David Williamson’s penultimate play is a combustible cocktail of viewpoints on the Australian government’s refugee and asylum policy. Shake and stir and off it goes.
Retired judge Roger (played by Andrew McFarlane) is being thrown a 70th birthday party in his Pymble home.
Supervised by his wife Sue (Belinda Giblin), it’s meant to be a family-only affair, though that in itself is enough to guarantee acrimony.
Roger and Sue’s children are poles apart, their views seemingly irreconcilable.
Eldest daughter Lisa (Danielle King) is a left-leaning activist concerned with refugee rights.
Michael (Jamie Oxenbould) is a born-again Christian and prosperity gospel evangelist.
Emily (Ella Prince) serves aboard a Border Force patrol boat.
To this already unstable mixture, Williamson adds two catalysts. The first is Emily’s partner and patrol boat commander Nolene (Bishanyia Vincent). Second is Lisa’s surprise guest, Saba (Sabryna Walters), an Iranian asylum seeker on the run having made it to the mainland for psychiatric assessment in the wake of a suicide attempt.
What should be a celebration turns into a no-holds-barred dinner table shit-fight in which old grievances are weaponised by people desperate to hold the moral high ground.

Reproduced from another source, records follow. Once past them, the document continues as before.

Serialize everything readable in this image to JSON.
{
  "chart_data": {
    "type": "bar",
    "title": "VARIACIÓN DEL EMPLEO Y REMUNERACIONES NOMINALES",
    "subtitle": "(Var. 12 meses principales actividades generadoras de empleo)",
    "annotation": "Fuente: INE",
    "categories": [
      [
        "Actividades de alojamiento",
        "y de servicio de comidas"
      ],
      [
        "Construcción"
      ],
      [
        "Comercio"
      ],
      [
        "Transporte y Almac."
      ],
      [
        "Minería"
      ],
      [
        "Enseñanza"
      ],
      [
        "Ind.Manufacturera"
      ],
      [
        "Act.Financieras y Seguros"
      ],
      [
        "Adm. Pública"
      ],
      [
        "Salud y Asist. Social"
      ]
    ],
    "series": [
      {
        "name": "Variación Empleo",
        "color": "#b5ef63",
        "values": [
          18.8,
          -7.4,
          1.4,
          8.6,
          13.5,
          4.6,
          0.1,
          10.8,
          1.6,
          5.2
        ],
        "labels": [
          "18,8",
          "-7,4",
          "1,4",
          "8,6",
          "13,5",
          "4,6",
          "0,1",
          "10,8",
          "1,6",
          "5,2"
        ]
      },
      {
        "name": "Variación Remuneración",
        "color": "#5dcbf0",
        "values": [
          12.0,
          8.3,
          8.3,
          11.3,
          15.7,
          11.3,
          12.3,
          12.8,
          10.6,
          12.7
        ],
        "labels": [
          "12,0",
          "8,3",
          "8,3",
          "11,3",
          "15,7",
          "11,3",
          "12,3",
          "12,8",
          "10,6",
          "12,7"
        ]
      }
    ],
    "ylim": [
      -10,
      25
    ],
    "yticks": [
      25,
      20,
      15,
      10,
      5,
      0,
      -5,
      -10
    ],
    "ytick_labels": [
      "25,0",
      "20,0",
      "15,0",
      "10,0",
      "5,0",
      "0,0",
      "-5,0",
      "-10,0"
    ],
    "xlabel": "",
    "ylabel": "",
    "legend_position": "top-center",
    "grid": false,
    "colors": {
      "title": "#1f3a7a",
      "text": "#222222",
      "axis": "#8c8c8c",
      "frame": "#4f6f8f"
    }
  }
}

A microcosmic representation of the hardliner vs progressive stoush playing out in Australian culture and politics emerges.
Family Values is as angry a play I’ve seen from Williamson in 20-odd years. His conflict is overly diagrammatic, but there’s palpable heat in his writing this time.

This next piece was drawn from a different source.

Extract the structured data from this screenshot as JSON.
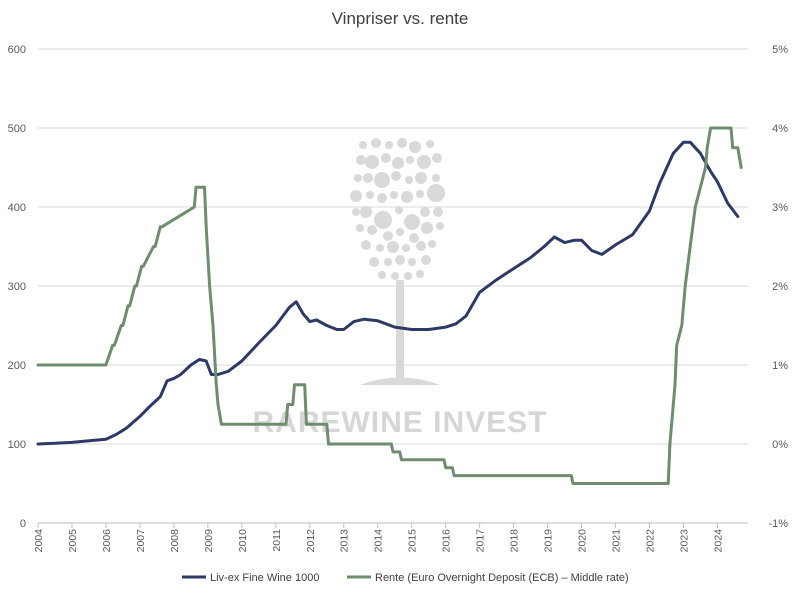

Directed by Lee Lewis, the production is brisk (the play is just 90 minutes long and played straight-through) and matters come to a head entertainingly.
McFarlane and Giblin holding the centre strongly and Oxenbould wrings every last comic drop available in the role of Michael. Vincent carries the role of antagonist-prime effortlessly and Walters makes a powerful late statement through Saba’s depiction of life in a Nauruan detention camp.
The ending doesn’t entirely satisfy. The proposed solution to the problem of Saba’s presence is convoluted and strikes as unlikely to succeed were this real life. That it does here suggests the privileged have less to fear when it comes to voicing and acting on their disquiet than they imagine.